The second coelacanth - December 1952 (Eric Hunt on the left) |
At first, he proposed the name Malania anjouanae
in honour of the Prime Minister’s aid, but it was later ascertained that the
fish had damaged a dorsal fin and its tail during a shark attack and was of the
same species as Latimeria chalumnae. Smith and his precious cargo
returned to South Africa on December 31st 1952, and was again
frustrated in getting news of the new find out, due to the New Year holiday,
but eventually word was cabled to the rest of the world. The French, who had
authority over the Camores, were concerned that the discovery had been made in
their waters, and demanded that the specimen be returned, but negotiations,
prevarications and the eventual capture of another Camorean coelacanth brought
the affair to an end. Since then, many other coelacanths have been caught,
although there is now a ban on their capture, and other have been filmed in the
wild – it is estimated there is a population of about 500 individuals.

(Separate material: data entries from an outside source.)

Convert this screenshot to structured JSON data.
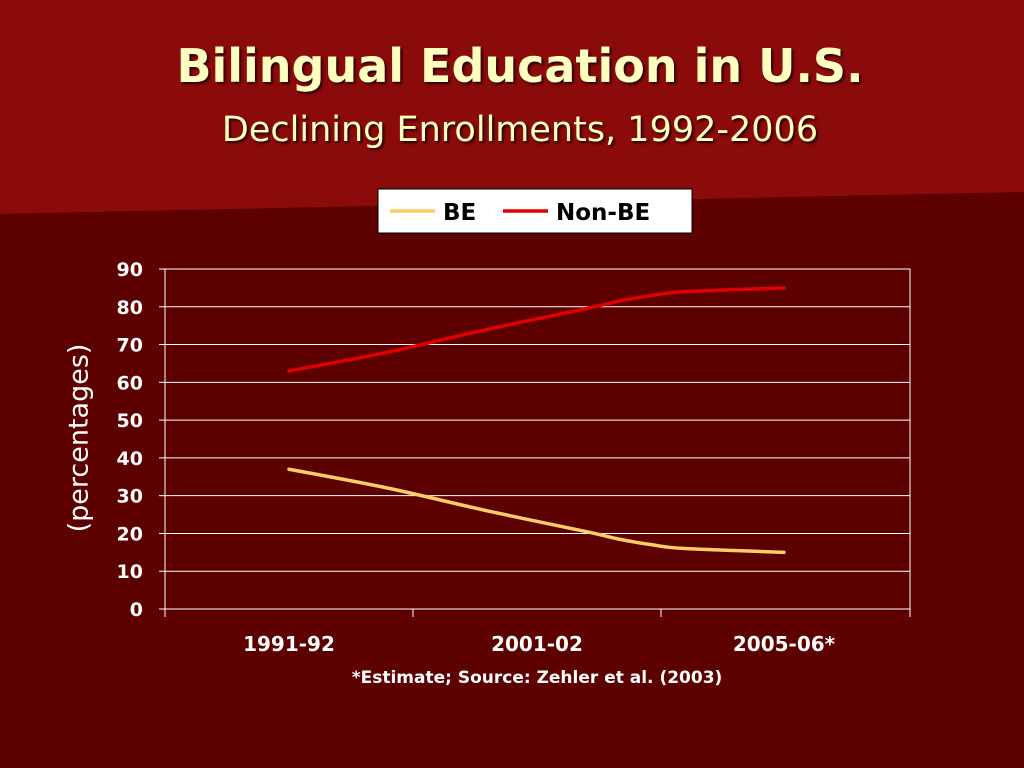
{
  "slide": {
    "title": "Bilingual Education in U.S.",
    "subtitle": "Declining Enrollments, 1992-2006",
    "footnote": "*Estimate; Source: Zehler et al. (2003)"
  },
  "colors": {
    "background": "#5c0000",
    "wedge": "#8b0a0a",
    "title_text": "#ffffc0",
    "grid": "#ffffff"
  },
  "chart_data": {
    "type": "line",
    "title": "",
    "xlabel": "",
    "ylabel": "(percentages)",
    "categories": [
      "1991-92",
      "2001-02",
      "2005-06*"
    ],
    "ylim": [
      0,
      90
    ],
    "yticks": [
      0,
      10,
      20,
      30,
      40,
      50,
      60,
      70,
      80,
      90
    ],
    "grid": true,
    "legend_position": "top-center",
    "series": [
      {
        "name": "BE",
        "color": "#ffcc66",
        "x": [
          1991,
          1994,
          1997,
          2000,
          2001,
          2002,
          2003,
          2006
        ],
        "values": [
          37,
          32,
          26,
          20.5,
          18.5,
          17,
          16,
          15
        ]
      },
      {
        "name": "Non-BE",
        "color": "#e00000",
        "x": [
          1991,
          1994,
          1997,
          2000,
          2001,
          2002,
          2003,
          2006
        ],
        "values": [
          63,
          68,
          74,
          79.5,
          81.5,
          83,
          84,
          85
        ]
      }
    ]
  }
}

Geological Time-Scale - Coelacanth indicated |
The
scientific importance of the discovery of the coelacanth cannot be
overestimated – the fossils of a species that appeared over 400 million years
ago, and was thought to have died out 50 million years ago, have been found
across the world and point to the origins of all vertebrate animals, ourselves
included. Embryos, again including our own, exhibit gill slits and tails at
certain stages of development, again pointing to fishy origins, and the
fins/legs of the coelacanth indicate a transitional move from marine to
land-dwelling animals. The coelacanth was discovered less than seventy-five
years ago – the second example just sixty years ago – which begs the question,
Are there other cryptids out there waiting to be found? I like to think Yes,
there are.
Coelacanth |
Miss Marjorie Courtenay-Latimer
died on May 17th 2004, aged 97. She never married.
Dr J L B Smith
lived until January 7th 1968, when, after a long illness, he took
cyanide.
Eric Hunt was lost at sea attempting to save others off the Camores, on May 25th 1956.